Ketiga pelaku mengaku, awalnya melakukan pemalsuan surat karena iseng dan untuk diri sendiri. Namun, melihat banyaknya masyarakat yang membutuhkan maka muncul ide untuk menjadikan hal ini bisnis. Apalagi, tiga tersangka ini adalah pengangguran. “Saya menyesal dan tidak akan mengulangi lagi. Saya awalnya tidak niat,” kata salah satu pelaku.
Atas perbuatannya, para pelaku dijerat Pasal 28 ayat (1) Jo Pasal 45 ayat (1) UU Nomor 19 tahun 2016 tentang perubahan atas UU nomor 11 tahun 2008 tentang Informasi dan Transaksi Elektronik (ITE) dan pasal 73 ayat (1) Jo Pasal 77 UU nomor 29 tahun 2004 tentang Praktik Kedokteran. Pelaku pun saat ini ditahan di Rutan Bareksrim Polri karena diancam dengan hukuman lima tahun penjara.
Kepala Biro Hukum Kementerian Kesehatan Sundoyo mengapresiasi tindakan pengungkapan yang dilakukan oleh kepolosian ini. Kasus ini, kata Sundoyo, berkaitan dengan profesi terutama adalah profesi kedokteran. “Ini berkaitan pada umumnya adalah profesi tenaga kesehatan tentu hal ini merusak citra dokter,” kata dia.

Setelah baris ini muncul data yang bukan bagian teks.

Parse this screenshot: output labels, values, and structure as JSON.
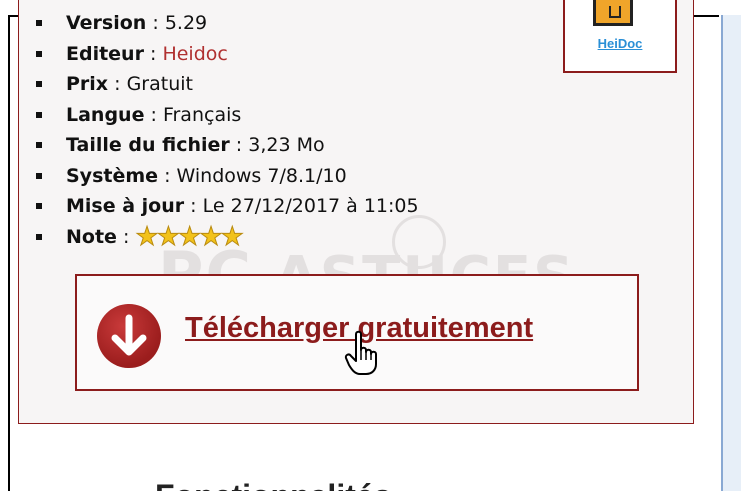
{
  "specs": [
    {
      "key": "Version",
      "value": "5.29"
    },
    {
      "key": "Editeur",
      "value": "Heidoc"
    },
    {
      "key": "Prix",
      "value": "Gratuit"
    },
    {
      "key": "Langue",
      "value": "Français"
    },
    {
      "key": "Taille du fichier",
      "value": "3,23 Mo"
    },
    {
      "key": "Système",
      "value": "Windows 7/8.1/10"
    },
    {
      "key": "Mise à jour",
      "value": "Le 27/12/2017 à 11:05"
    },
    {
      "key": "Note",
      "value": ""
    }
  ],
  "separator": " : ",
  "rating": {
    "stars": 5,
    "glyphs": "★★★★★"
  },
  "logo": {
    "text": "HeiDoc"
  },
  "download": {
    "label": "Télécharger gratuitement",
    "icon": "download-arrow-icon"
  },
  "watermark": {
    "text_pc": "PC",
    "text_rest": "ASTUCES"
  },
  "bottom_heading": {
    "text": "Fonctionnalités"
  },
  "colors": {
    "accent": "#8c1c1c",
    "link": "#b03030",
    "star": "#f2c21a",
    "panel": "#e7eff8"
  }
}
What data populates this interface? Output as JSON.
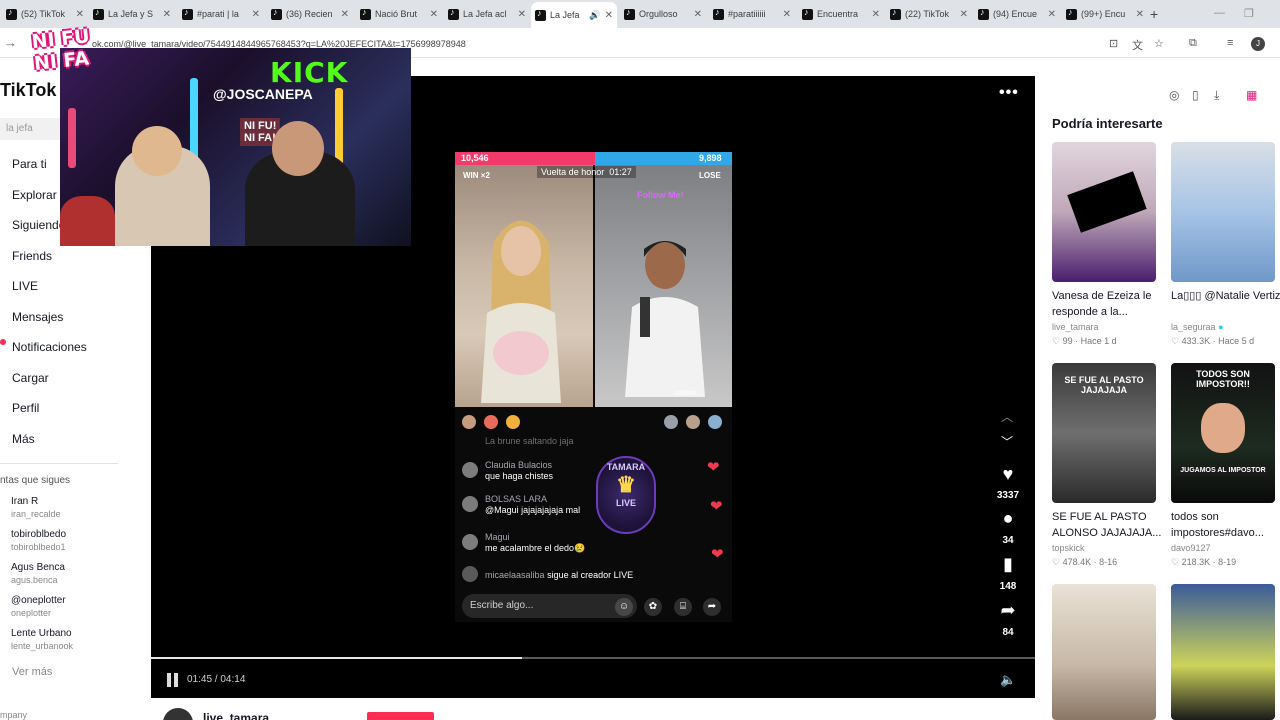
{
  "browser": {
    "tabs": [
      {
        "title": "(52) TikTok"
      },
      {
        "title": "La Jefa y S"
      },
      {
        "title": "#parati | la"
      },
      {
        "title": "(36) Recien"
      },
      {
        "title": "Nació Brut"
      },
      {
        "title": "La Jefa acl"
      },
      {
        "title": "La Jefa",
        "active": true,
        "audio": true
      },
      {
        "title": "Orgulloso"
      },
      {
        "title": "#paratiiiiii"
      },
      {
        "title": "Encuentra"
      },
      {
        "title": "(22) TikTok"
      },
      {
        "title": "(94) Encue"
      },
      {
        "title": "(99+) Encu"
      }
    ],
    "url": "ok.com/@live_tamara/video/7544914844965768453?q=LA%20JEFECITA&t=1756998978948"
  },
  "sidebar": {
    "logo": "TikTok",
    "search_placeholder": "la jefa",
    "nav": [
      {
        "label": "Para ti",
        "icon": "home-icon"
      },
      {
        "label": "Explorar",
        "icon": "compass-icon"
      },
      {
        "label": "Siguiendo",
        "icon": "following-icon"
      },
      {
        "label": "Friends",
        "icon": "friends-icon"
      },
      {
        "label": "LIVE",
        "icon": "live-icon"
      },
      {
        "label": "Mensajes",
        "icon": "message-icon"
      },
      {
        "label": "Notificaciones",
        "icon": "bell-icon"
      },
      {
        "label": "Cargar",
        "icon": "upload-icon"
      },
      {
        "label": "Perfil",
        "icon": "profile-icon"
      },
      {
        "label": "Más",
        "icon": "more-icon"
      }
    ],
    "following_title": "ntas que sigues",
    "accounts": [
      {
        "name": "Iran R",
        "handle": "iran_recalde"
      },
      {
        "name": "tobiroblbedo",
        "handle": "tobiroblbedo1"
      },
      {
        "name": "Agus Benca",
        "handle": "agus.benca"
      },
      {
        "name": "@oneplotter",
        "handle": "oneplotter"
      },
      {
        "name": "Lente Urbano",
        "handle": "lente_urbanook"
      }
    ],
    "ver_mas": "Ver más",
    "company": "mpany"
  },
  "overlay_stream": {
    "badge_line1": "NI FU",
    "badge_line2": "NI FA",
    "brand": "KICK",
    "handle": "@JOSCANEPA",
    "sign_line1": "NI FU!",
    "sign_line2": "NI FA!"
  },
  "video": {
    "pk_left_score": "10,546",
    "pk_right_score": "9,898",
    "win_label": "WIN ×2",
    "lose_label": "LOSE",
    "round_label": "Vuelta de honor",
    "round_time": "01:27",
    "follow_me": "Follow Me!",
    "pablito": "pablito...",
    "chat": [
      {
        "name": "La brune saltando jaja",
        "msg": ""
      },
      {
        "name": "Claudia Bulacios",
        "msg": "que haga chistes"
      },
      {
        "name": "BOLSAS LARA",
        "msg": "@Magui jajajajajaja mal"
      },
      {
        "name": "Magui",
        "msg": "me acalambre el dedo😢"
      },
      {
        "name": "micaelaasaliba",
        "msg": "sigue al creador LIVE"
      }
    ],
    "tamara_logo_line1": "TAMARA",
    "tamara_logo_line2": "LIVE",
    "chat_placeholder": "Escribe algo...",
    "time": "01:45 / 04:14",
    "progress": 0.42
  },
  "rail": {
    "likes": "3337",
    "comments": "34",
    "saves": "148",
    "shares": "84"
  },
  "recommendations": {
    "title": "Podría interesarte",
    "cards": [
      {
        "title": "Vanesa de Ezeiza le responde a la...",
        "author": "live_tamara",
        "likes": "99",
        "age": "Hace 1 d",
        "verified": false,
        "thumb_caption": ""
      },
      {
        "title": "La▯▯▯ @Natalie Vertiz",
        "author": "la_seguraa",
        "likes": "433.3K",
        "age": "Hace 5 d",
        "verified": true,
        "thumb_caption": ""
      },
      {
        "title": "SE FUE AL PASTO ALONSO JAJAJAJA...",
        "author": "topskick",
        "likes": "478.4K",
        "age": "8-16",
        "verified": false,
        "thumb_caption": "SE FUE AL PASTO JAJAJAJA"
      },
      {
        "title": "todos son impostores#davo...",
        "author": "davo9127",
        "likes": "218.3K",
        "age": "8-19",
        "verified": false,
        "thumb_caption": "TODOS SON IMPOSTOR!!"
      },
      {
        "title": "",
        "author": "",
        "likes": "",
        "age": "",
        "verified": false,
        "thumb_caption": ""
      },
      {
        "title": "",
        "author": "",
        "likes": "",
        "age": "",
        "verified": false,
        "thumb_caption": ""
      }
    ],
    "thumb3_sub": "JUGAMOS AL IMPOSTOR"
  },
  "bottom": {
    "username": "live_tamara"
  },
  "colors": {
    "accent": "#fe2c55",
    "pk_red": "#f23a6b",
    "pk_blue": "#2fa7e8",
    "kick_green": "#53fc18"
  }
}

Ia juga menilai, pasal yang dikenakan pada para pelaku kasus itu sudah tepat. “Kami pikir pengenaan Pasal terhadap dugaan tindak pidana ini sudah tepat, karena di dalan Pasal 77 itu dikatakan setiap orang yang menggunakan gelar atau atribut lain seolah-olah sebagai dokter, itu dia bisa dikenakan pidana selama 5 tahun,” kata dia menutup.(*)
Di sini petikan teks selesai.